The Kenya Master Health Facility Registry holds crucial information about accredited facilities, including their bed capacity, services, and locations. Its sudden inaccessibility left Kenyans unable to confirm which facilities received funds, fueling doubts about SHA’s credibility.
SHA CEO Mercy Mwangangi insisted that the system failure was temporary and not an attempt to obscure financial dealings. She promised that the registry would be restored and that the Authority would cooperate with investigators.
Massive Fraud Uncovered in SHA Operations
On August 25, CS Duale revealed that investigators uncovered shocking practices by some facilities. These included falsification of medical records, inflating bills, converting outpatient visits into inpatient admissions, and billing phantom patients.
According to Duale, health facilities submitted claims worth Ksh82.7 billion under the Social Health Insurance Fund (SHIF). Out of this, Ksh53 billion was paid, Ksh6.4 billion was approved for disbursement, and Ksh10.6 billion was rejected due to fraud and non-compliance.
Facilities under the Primary Healthcare Scheme submitted Ksh9 billion in claims, of which Ksh7.7 billion has already been settled. The rest will be cleared in the next cycle, provided all documentation is verified.
Additionally, Ksh3 billion worth of claims are under re-evaluation due to missing documents, while Ksh2.1 billion is being investigated for possible fraud. Claims worth Ksh7.6 billion for August are still under review.
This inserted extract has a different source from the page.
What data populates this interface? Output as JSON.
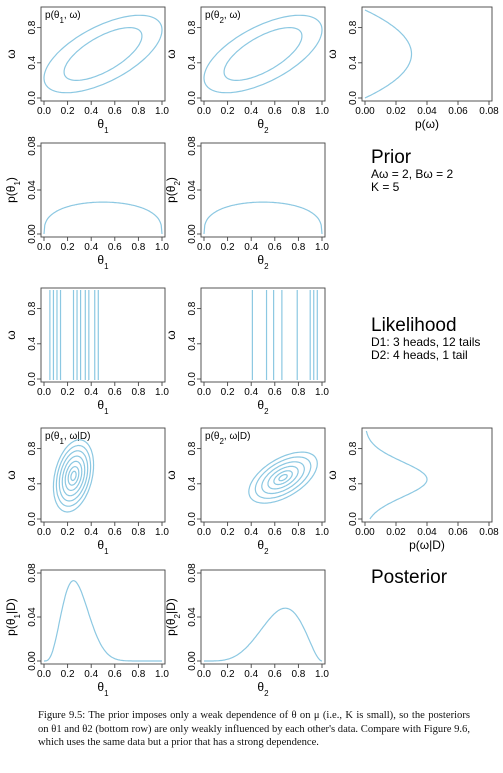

These figures expose the scale of irregularities rocking the health insurance sector and raise questions about SHA’s internal controls.
Registry Shutdown Raises More Questions than Answers
The disabling of the Kenya Master Health Facility Registry at such a critical moment has only deepened public suspicion. Critics believe it undermines accountability, as the registry is the main tool for verifying hospital accreditation and payments.
For Kenyans, this shutdown translates into uncertainty. Patients, insurers, and even county governments rely on the registry for accurate data on health facilities. By going offline during a fraud scandal, SHA risks being seen as complicit in covering up wrongdoing, whether intentional or not.
Activists have demanded that the registry be restored immediately, arguing that transparency is the only way to rebuild public trust. Opposition leaders have also piled pressure on the government to publish all details of payments, including those flagged for fraud.
The Authority, however, insists it has nothing to hide. SHA’s leadership maintains that investigations are ongoing and that corrective measures will be announced soon.
Conclusion
The SHA fraudulent payments scandal has opened one of the biggest accountability crises in Kenya’s health sector. Billions of shillings are at stake, and Kenyans are demanding truth and transparency.
While SHA continues to deny losing data or disabling the registry deliberately, the coincidence of events paints a troubling picture.
With investigations pointing to widespread fraud, the government faces the challenge of proving that the Social Health Authority can still safeguard public funds. Until then, the fight against corruption in healthcare remains far from won.